Results: Whereas cyclin E1 overexpression was a specific marker of triple-negative and basal-like tumors, cyclin B1 overexpression occurred in poor prognosis hormone receptor-positive, luminal B and basal-like breast cancers. Cyclin D1 overexpression occurred in luminal and normal-like cancers. Breast cancer subgroups defined by integrated expression of cyclins B1, D1, and E1 correlated significantly (P < 0.000001) with tumor subtypes defined by transcriptional profiling and clinical criteria. Across three hormone receptor-positive data sets, cyclin B1 was the dominant cyclin associated with poor prognosis in univariate and multivariate analyses. Although CCNE1 was present in significantly higher copy numbers in basal-like versus other subtypes (ANOVA P < 0.001), CCNB1 gene copy number did not show gain in breast cancer. Instead, cyclin B1 expression was increased in tumors with co-occurrence of TP53 mutations and MYC amplification, a combination that seems to characterize basal-like and luminal B tumors. CCNB1 gene expression was significantly correlated with PLK, CENPE, and AURKB gene expression.
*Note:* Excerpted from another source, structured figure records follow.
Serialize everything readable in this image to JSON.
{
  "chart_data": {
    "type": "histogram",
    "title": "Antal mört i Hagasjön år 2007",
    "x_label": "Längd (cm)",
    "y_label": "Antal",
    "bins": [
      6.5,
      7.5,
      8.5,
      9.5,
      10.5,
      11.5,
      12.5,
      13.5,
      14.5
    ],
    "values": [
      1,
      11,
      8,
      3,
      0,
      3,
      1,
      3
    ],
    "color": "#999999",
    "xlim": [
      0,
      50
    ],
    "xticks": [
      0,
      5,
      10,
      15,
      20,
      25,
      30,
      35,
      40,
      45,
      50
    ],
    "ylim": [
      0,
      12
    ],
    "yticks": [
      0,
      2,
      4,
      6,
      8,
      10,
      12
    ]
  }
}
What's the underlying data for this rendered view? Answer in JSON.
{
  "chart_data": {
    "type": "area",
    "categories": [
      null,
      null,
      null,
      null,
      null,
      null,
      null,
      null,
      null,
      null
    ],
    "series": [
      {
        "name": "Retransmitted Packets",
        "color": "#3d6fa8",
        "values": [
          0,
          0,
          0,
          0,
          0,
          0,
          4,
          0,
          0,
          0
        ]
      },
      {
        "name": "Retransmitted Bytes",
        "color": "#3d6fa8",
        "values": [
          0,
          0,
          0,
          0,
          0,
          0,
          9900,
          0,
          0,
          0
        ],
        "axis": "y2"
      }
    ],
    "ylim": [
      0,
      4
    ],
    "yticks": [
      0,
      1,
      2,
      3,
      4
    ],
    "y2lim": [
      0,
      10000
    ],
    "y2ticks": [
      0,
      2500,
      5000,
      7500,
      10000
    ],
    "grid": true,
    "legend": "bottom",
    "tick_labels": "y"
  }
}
Conclusion: Cyclins B1, D1, and E1 have distinct expressions in different breast cancer subtypes. Novel PLK, CENPE, and AURKB inhibitors should be assessed for therapeutic utility in poor prognosis cyclin B1-overexpressing breast cancers.

Fig. 1

Expression of cyclin B1 in distinct subtypes and grade groupings of 390 human breast tumors (cohort A; B–D) and 53 breast cancer cell lines (A). Cyclin B1 was quantified using RPPA and the quantification data were log 2 transformed and mean centered for expression on the Y axis. HER, HER2–positive; HR, hormone receptor–positive; TN, triple-negative.

Fig. 2

Expression of cyclin E1 in distinct subtypes and grade groupings of 390 human breast tumors (cohort A; B–D) and 53 breast cancer cell lines (A). Cyclin E1 was quantified using RPPA and the quantification data were log 2 transformed and mean centered for expression on the Y axis.

Fig. 3

Cyclin B1, cyclin D1, and cyclin E1 protein expression levels were compared using RPPA between breast cancer subtypes defined by the intrinsic gene lists in cohort B composed of 168 breast cancers, of which 128 tumors had available transcriptional profiling data (Supplementary Table S2). The cyclins were quantified using RPPA and the log 2 transformed mean centered quantification data were graphed on the Y axis. Erbb2, HER2-positive; Lum A, luminal A; Lum B, luminal B; Normal, normal-like.

Fig. 4

In multivariable Cox models (A and B), including cyclin B1 protein expression, tumor stage, grade and patient age, high primary tumor cyclin B1 protein expression assessed as a continuous variable by RPPA was a significant predictor of hormone receptor–positive breast tumor recurrence and patient death in 195 patients treated only with adjuvant tamoxifen after definitive locoregional therapy.

Fig. 5

An integrated analysis of cyclin B1, cyclin D1, and cyclin E1 expression in breast cancer. In human breast tumor cohort B, cyclin B1, cyclin D1, and cyclin E1 protein expression levels were integrated in the heat map. This analysis defined three large breast cancer subgroups (i, ii and iii) that were associated with significantly different outcomes in all breast tumors and when the analysis was confined to ER-positive (ER+) breast cancers only (color coding matches each subgroup name to the corresponding survival curves). The cyclins were quantified using RPPA and quantification data were log 2 transformed and mean centered for clustering in the heat map.